Another problem we found was that we have no means to get fragment shader input interpolated data. We have to pass that as input with a Node property and had to reapply tile/offset to lightmap uv in the fragment. Later, when we optimize in shader code we move this to vertex.
In a second pass we optimized for the shader in code. First we created a cginc file to add all of our functions and MACROS.
Because the code is uniform, i.e, all vertex and fragment has same name conventions and core functions have all same params names we can easily replace ShaderForge generated code with our optimized one by replacing with MACROS.
In the picture you can see the MACROS and functions we made make the shader code really clean and lean. Plus, if we come up with a improvement they will all be replicated to all shaders.
You can also see the custom material editor and our error fallback shader in which I will discuss further in this presentation.

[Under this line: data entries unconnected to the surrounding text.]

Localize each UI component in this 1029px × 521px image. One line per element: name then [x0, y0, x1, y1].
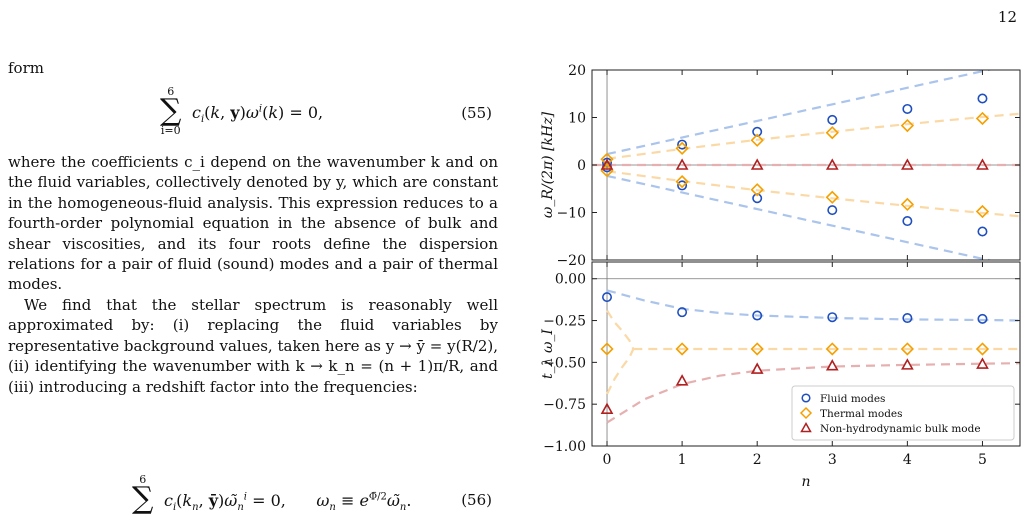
panel-1-diamond-point — [825, 126, 839, 140]
legend-marker-diamond — [799, 406, 813, 420]
panel-1-triangle-point — [750, 158, 764, 170]
panel-2-diamond-point — [825, 342, 839, 356]
panel-2-triangle-point — [825, 359, 839, 371]
panel-2-frame — [591, 261, 1021, 447]
panel-1-ytick-label: 10 — [568, 111, 586, 127]
equation-55-number: (55) — [461, 104, 492, 122]
panel-2-ytick-label: −1.00 — [543, 439, 586, 455]
panel-2-circle-point — [827, 312, 838, 323]
panel-1-ytick-label: −10 — [556, 206, 586, 222]
panel-1-ytick-label: −20 — [556, 253, 586, 269]
panel-1-circle-point — [752, 193, 763, 204]
panel-1-guide-curve-1 — [606, 70, 993, 156]
panel-2-circle-point — [677, 307, 688, 318]
panel-1-diamond-point — [675, 174, 689, 189]
panel-1-circle-point — [902, 103, 913, 114]
panel-1-circle-point — [977, 93, 988, 104]
page-number: 12 — [997, 8, 1017, 26]
equation-56-number: (56) — [461, 491, 492, 509]
panel-2-xtick-label: 4 — [903, 452, 912, 468]
panel-2-triangle-point — [976, 357, 989, 369]
panel-2-diamond-point — [600, 342, 614, 356]
dispersion-figure: −20 −10 0 10 20 ω_R/(2π) [kHz] −1.00 −0.75 −0.50… — [540, 58, 1024, 508]
panel-2-legend-box — [791, 385, 1015, 441]
panel-2-ytick-label: −0.25 — [543, 314, 586, 330]
panel-2-ytick-label: −0.50 — [543, 355, 586, 371]
legend-marker-triangle — [800, 421, 812, 433]
panel-1-circle-point — [827, 205, 838, 216]
panel-1-diamond-point — [675, 141, 689, 156]
paragraph-2: We find that the stellar spectrum is rea… — [8, 296, 498, 396]
panel-2-triangle-point — [750, 362, 764, 374]
panel-1-circle-point — [677, 139, 688, 150]
panel-1-diamond-point — [900, 118, 914, 133]
panel-2-triangle-point — [901, 358, 914, 370]
panel-1-diamond-point — [750, 183, 764, 197]
panel-1-triangle-point — [675, 158, 689, 170]
panel-1-circle-point — [752, 126, 763, 137]
panel-2-guide-curve-5 — [606, 362, 1020, 424]
panel-2-xtick-label: 5 — [978, 452, 987, 468]
panel-2-diamond-point — [900, 342, 914, 356]
panel-2-xtick-label: 2 — [753, 452, 762, 468]
panel-2-guide-curve-1 — [606, 289, 1020, 322]
panel-1-triangle-point — [901, 158, 914, 170]
panel-2-triangle-point — [675, 374, 689, 386]
panel-2-triangle-point — [600, 402, 614, 415]
panel-1-triangle-point — [976, 158, 989, 170]
panel-1-circle-point — [902, 216, 913, 227]
panel-2-circle-point — [977, 313, 988, 324]
panel-2-ylabel: t_λ ω_I — [540, 329, 556, 379]
panel-2-circle-point — [602, 292, 613, 303]
paragraph-1: where the coefficients c_i depend on the… — [8, 153, 498, 294]
panel-1-guide-curve-3 — [606, 112, 1020, 160]
panel-1-guide-curve-4 — [606, 170, 1020, 218]
panel-1-circle-point — [977, 226, 988, 237]
panel-2-diamond-point — [675, 342, 689, 356]
panel-2-guide-curve-4 — [606, 348, 635, 395]
legend-marker-circle — [801, 393, 811, 403]
panel-1-triangle-point — [825, 158, 839, 170]
panel-2-guide-curve-3 — [606, 309, 635, 350]
panel-1-ytick-label: 0 — [577, 158, 586, 174]
panel-2-diamond-point — [750, 342, 764, 356]
panel-1-diamond-point — [975, 111, 990, 126]
panel-1-circle-point — [827, 114, 838, 125]
text-column: form 6 ∑ i=0 ci(k, y)ωi(k) = 0, (55) where… — [8, 59, 498, 516]
panel-2-xtick-label: 1 — [678, 452, 687, 468]
panel-1-circle-point — [677, 180, 688, 191]
panel-1-diamond-point — [900, 197, 914, 212]
panel-2-circle-point — [752, 310, 763, 321]
panel-1-diamond-point — [825, 190, 839, 204]
intro-word: form — [8, 59, 44, 77]
panel-2-ytick-label: 0.00 — [555, 272, 586, 288]
panel-2-diamond-point — [975, 342, 990, 356]
legend-label: Fluid modes — [820, 393, 885, 405]
legend-label: Thermal modes — [820, 408, 903, 420]
panel-2-xtick-label: 0 — [603, 452, 612, 468]
panel-2-xtick-label: 3 — [828, 452, 837, 468]
panel-2-ytick-label: −0.75 — [543, 397, 586, 413]
panel-1-ylabel: ω_R/(2π) [kHz] — [540, 111, 556, 218]
panel-1-ytick-label: 20 — [568, 63, 586, 79]
panel-1-triangle-point — [600, 158, 614, 170]
panel-2-xlabel: n — [801, 474, 810, 490]
panel-2-circle-point — [902, 313, 913, 324]
legend-label: Non-hydrodynamic bulk mode — [820, 423, 981, 435]
panel-1-guide-curve-2 — [606, 174, 993, 260]
panel-1-diamond-point — [975, 204, 990, 219]
panel-1-diamond-point — [750, 133, 764, 147]
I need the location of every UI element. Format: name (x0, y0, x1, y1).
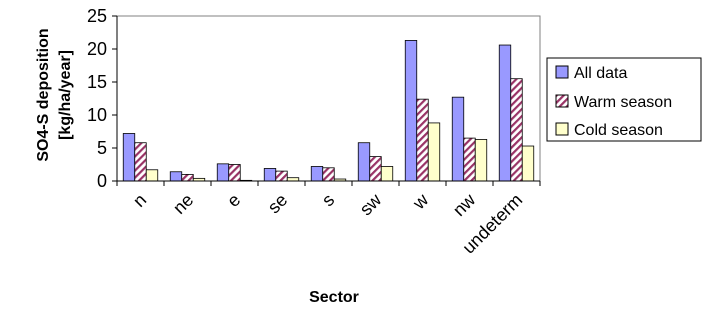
x-axis-title: Sector (309, 289, 359, 306)
bar-warm-season-undeterm (510, 78, 523, 182)
legend-frame (546, 57, 702, 142)
bar-all-data-se (263, 168, 277, 182)
bar-warm-season-nw (463, 137, 476, 182)
bar-warm-season-w (416, 98, 429, 182)
legend-swatch-cold-season (555, 122, 569, 136)
y-axis-title-line-1: SO4-S deposition (35, 28, 52, 161)
x-tick-label-ne: ne (169, 190, 197, 218)
bar-all-data-n (122, 133, 136, 182)
bar-warm-season-ne (181, 173, 194, 182)
bar-cold-season-w (427, 122, 441, 182)
bar-warm-season-sw (369, 156, 382, 182)
bar-cold-season-nw (474, 139, 488, 182)
bar-warm-season-e (228, 164, 241, 182)
x-tick-label-se: se (264, 190, 292, 218)
y-tick-label: 25 (87, 6, 107, 26)
y-tick-label: 15 (87, 72, 107, 92)
y-tick-label: 5 (97, 138, 107, 158)
legend: All data Warm season Cold season (546, 57, 702, 142)
x-tick-label-e: e (223, 190, 244, 211)
legend-swatch-all-data (555, 65, 569, 79)
bar-all-data-ne (169, 171, 183, 182)
axes (112, 15, 541, 186)
x-tick-label-n: n (129, 190, 150, 211)
y-tick-label: 0 (97, 171, 107, 191)
bar-all-data-undeterm (498, 44, 512, 182)
bar-cold-season-undeterm (521, 145, 535, 182)
legend-label-warm-season: Warm season (574, 94, 672, 111)
bar-all-data-s (310, 166, 324, 182)
bar-warm-season-n (134, 142, 147, 182)
bar-cold-season-sw (380, 166, 394, 182)
y-axis-title-line-2: [kg/ha/year] (57, 50, 74, 140)
bar-cold-season-n (145, 169, 159, 182)
y-tick-label: 10 (87, 105, 107, 125)
legend-label-all-data: All data (574, 65, 627, 82)
x-tick-label-s: s (318, 190, 339, 211)
bar-all-data-w (404, 40, 418, 182)
bar-all-data-e (216, 163, 230, 182)
x-tick-label-nw: nw (449, 189, 480, 220)
y-tick-label: 20 (87, 39, 107, 59)
bar-warm-season-s (322, 167, 335, 182)
y-tick-labels: 0 5 10 15 20 25 (87, 6, 107, 191)
bars (122, 40, 535, 182)
legend-label-cold-season: Cold season (574, 122, 663, 139)
x-tick-label-w: w (408, 189, 433, 214)
legend-swatch-warm-season (555, 94, 569, 108)
x-tick-label-sw: sw (356, 189, 386, 219)
bar-all-data-nw (451, 96, 465, 182)
bar-all-data-sw (357, 142, 371, 182)
bar-warm-season-se (275, 170, 288, 182)
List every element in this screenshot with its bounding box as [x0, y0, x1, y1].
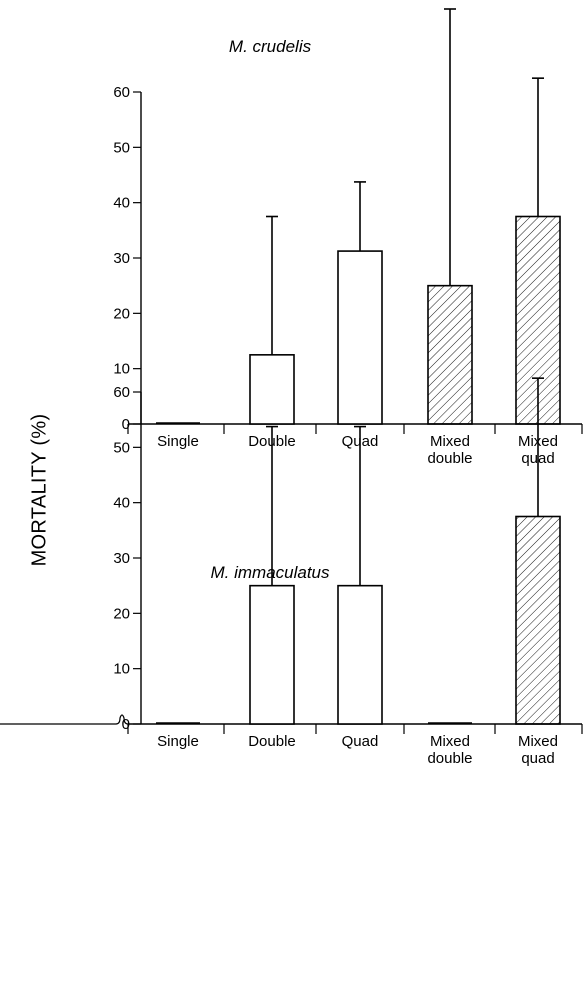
y-tick-label: 10 — [113, 361, 130, 378]
y-tick-label: 10 — [113, 661, 130, 678]
bar — [427, 284, 473, 425]
y-tick-label: 60 — [113, 384, 130, 401]
y-tick-label: 40 — [113, 495, 130, 512]
bar — [515, 515, 561, 725]
y-tick-label: 20 — [113, 305, 130, 322]
y-tick-label: 0 — [122, 416, 130, 433]
chart-title: M. crudelis — [229, 37, 312, 56]
y-tick-label: 20 — [113, 605, 130, 622]
bar — [337, 584, 383, 725]
x-tick-label: Mixed — [430, 433, 470, 450]
y-tick-label: 30 — [113, 250, 130, 267]
y-tick-label: 40 — [113, 195, 130, 212]
panel-m-immaculatus: M. immaculatus 0 10 20 30 40 50 60 Single Double Q… — [0, 377, 583, 767]
y-axis-label: MORTALITY (%) — [28, 413, 51, 567]
chart-title: M. immaculatus — [210, 563, 330, 582]
bar — [337, 250, 383, 425]
y-tick-label: 30 — [113, 550, 130, 567]
y-tick-label: 60 — [113, 84, 130, 101]
x-axis-lead-line — [0, 714, 129, 725]
x-tick-label: Single — [157, 433, 199, 450]
x-tick-label: double — [427, 450, 472, 467]
x-tick-label: quad — [521, 750, 554, 767]
x-tick-label: Double — [248, 733, 296, 750]
y-tick-label: 50 — [113, 139, 130, 156]
x-tick-label: Quad — [342, 733, 379, 750]
x-tick-label: Mixed — [430, 733, 470, 750]
bar — [249, 354, 295, 425]
y-tick-label: 0 — [122, 716, 130, 733]
x-tick-label: Single — [157, 733, 199, 750]
bar — [249, 584, 295, 725]
y-tick-label: 50 — [113, 439, 130, 456]
x-tick-label: double — [427, 750, 472, 767]
x-tick-label: Mixed — [518, 733, 558, 750]
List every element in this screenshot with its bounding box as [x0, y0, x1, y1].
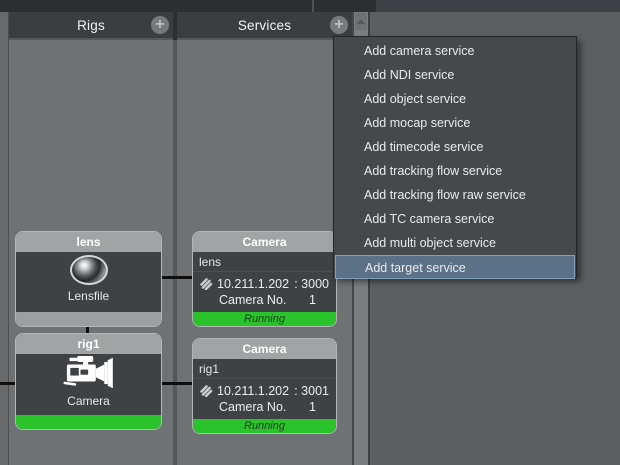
rig-node-rig1-type: Camera [67, 394, 110, 408]
service-node-2-camera-no: 1 [309, 400, 316, 414]
service-node-2-camera-no-label: Camera No. [219, 400, 287, 414]
rig-node-lens-status-bar [16, 312, 161, 326]
top-strip-divider [312, 0, 314, 12]
service-node-1-camera-no-row: Camera No. 1 [193, 291, 336, 307]
service-node-2-port: : 3001 [294, 384, 329, 398]
connector-lens-to-rig1 [86, 326, 89, 334]
rig-node-lens-title: lens [16, 232, 161, 252]
connector-lens-to-camera-service [162, 276, 192, 279]
up-arrow-icon [357, 19, 365, 24]
service-node-2-status-bar: Running [193, 419, 336, 433]
video-camera-icon [62, 356, 113, 389]
menu-item-add-ndi-service[interactable]: Add NDI service [364, 68, 455, 82]
service-node-camera-rig1[interactable]: Camera rig1 10.211.1.202 : 3001 Camera N… [192, 338, 337, 434]
rig-node-rig1[interactable]: rig1 Camera [15, 333, 162, 430]
service-node-1-status: Running [244, 313, 285, 325]
service-node-1-camera-no-label: Camera No. [219, 293, 287, 307]
column-gap-header [173, 12, 177, 40]
rig-node-rig1-status-bar [16, 415, 161, 429]
rig-node-lens-type: Lensfile [67, 289, 110, 303]
service-node-1-ip-row: 10.211.1.202 : 3000 [193, 272, 336, 291]
network-icon [200, 278, 213, 290]
add-service-context-menu: Add camera service Add NDI service Add o… [333, 36, 577, 279]
lens-icon [69, 255, 108, 285]
menu-item-add-mocap-service[interactable]: Add mocap service [364, 116, 471, 130]
service-node-1-source: lens [193, 252, 336, 272]
rig-node-rig1-title: rig1 [16, 334, 161, 354]
services-column-header: Services + [177, 12, 352, 40]
menu-item-add-timecode-service[interactable]: Add timecode service [364, 140, 484, 154]
left-edge-strip [0, 12, 8, 465]
menu-item-add-target-service[interactable]: Add target service [335, 255, 575, 279]
network-icon [200, 385, 213, 397]
service-node-2-camera-no-row: Camera No. 1 [193, 398, 336, 414]
rig-node-lens-body: Lensfile [16, 252, 161, 303]
add-rig-button[interactable]: + [151, 16, 169, 34]
rig-node-rig1-body: Camera [16, 354, 161, 408]
service-node-2-source: rig1 [193, 359, 336, 379]
rigs-column-title: Rigs [77, 17, 105, 33]
service-node-2-title: Camera [193, 339, 336, 359]
service-node-2-status: Running [244, 420, 285, 432]
service-node-1-camera-no: 1 [309, 293, 316, 307]
service-node-1-port: : 3000 [294, 277, 329, 291]
add-service-button[interactable]: + [330, 16, 348, 34]
service-node-1-title: Camera [193, 232, 336, 252]
service-node-1-ip: 10.211.1.202 [217, 277, 290, 291]
menu-item-add-multi-object-service[interactable]: Add multi object service [364, 236, 497, 250]
service-node-2-ip: 10.211.1.202 [217, 384, 290, 398]
connector-left-to-rig1 [0, 382, 15, 385]
column-gap [173, 40, 177, 465]
service-node-2-ip-row: 10.211.1.202 : 3001 [193, 379, 336, 398]
services-column-title: Services [237, 17, 292, 33]
menu-item-add-object-service[interactable]: Add object service [364, 92, 467, 106]
connector-rig1-to-camera-service [162, 382, 192, 385]
menu-item-add-tc-camera-service[interactable]: Add TC camera service [364, 212, 495, 226]
service-node-camera-lens[interactable]: Camera lens 10.211.1.202 : 3000 Camera N… [192, 231, 337, 327]
top-strip-right-segment [376, 0, 620, 12]
service-node-1-status-bar: Running [193, 312, 336, 326]
rig-node-lens[interactable]: lens Lensfile [15, 231, 162, 327]
menu-item-add-tracking-flow-service[interactable]: Add tracking flow service [364, 164, 503, 178]
scrollbar-up-button[interactable] [355, 13, 367, 30]
rigs-column-header: Rigs + [9, 12, 173, 40]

Here’s rough comparative of the results we got for the ground shader. We came from 90.50 ALU/Frag down to 71.
The fragments shaded were reduced by 45% accouting for a total of 64% in the fragment instructions.
Considering all shaders optimized for this scene, the total improvement was roughly 7ms.
As a further improvement in the shaders we came up with a fallback error shader. We came up with a few errors in the shaders. Some of them were related to features not supported in OpenGL 2.0 profiles like doing a vertex offset by sampling a texture in the vertex shader (with tex2dlod). In those cases, the shader was fallbacking to plain diffuse which was kind of hard to spot right on.
We then created a fallback error shader to make it easily standout when a shader is not supported in our current configurations. That makes it really easy to standout from other shader problems.
Texture compression is important to improve bandwidth and improve power consuption.
Blocky texture compression like ASTC, ETCn, DXTn, ATC and PVRTC are straighforward to GPUs and they don’t need to decompress it in order to read. However, the algorithms lose information when compress the texture (they are called lossy compression).
ASTC is a texture compression developed by ARM that has the advantage of a block texture compression speed without losing much of the texture quality. At the moment, Samsung’s Galaxy Note 4, Galaxy S6 and above support it. It is supported in Unity OpenGL 3 profile and for Android Lollipop Android devices.
Unlike other texture compression formats, ASTC supports different block compression configurations, allowing one to tweak tradeoff between performance and quality.
Here’s a comparative of ASTC4x4, ASTC6x6 and ETC2. It is important to notice that even ASTC 6x6 having a block size larger than ETC2 the quality of the compression is still much better.
This table showing the texture configuration we have for our most common assets. It’s also interesting to notice that ASTC4x4 provides the same size of ETC2 however with greater quality.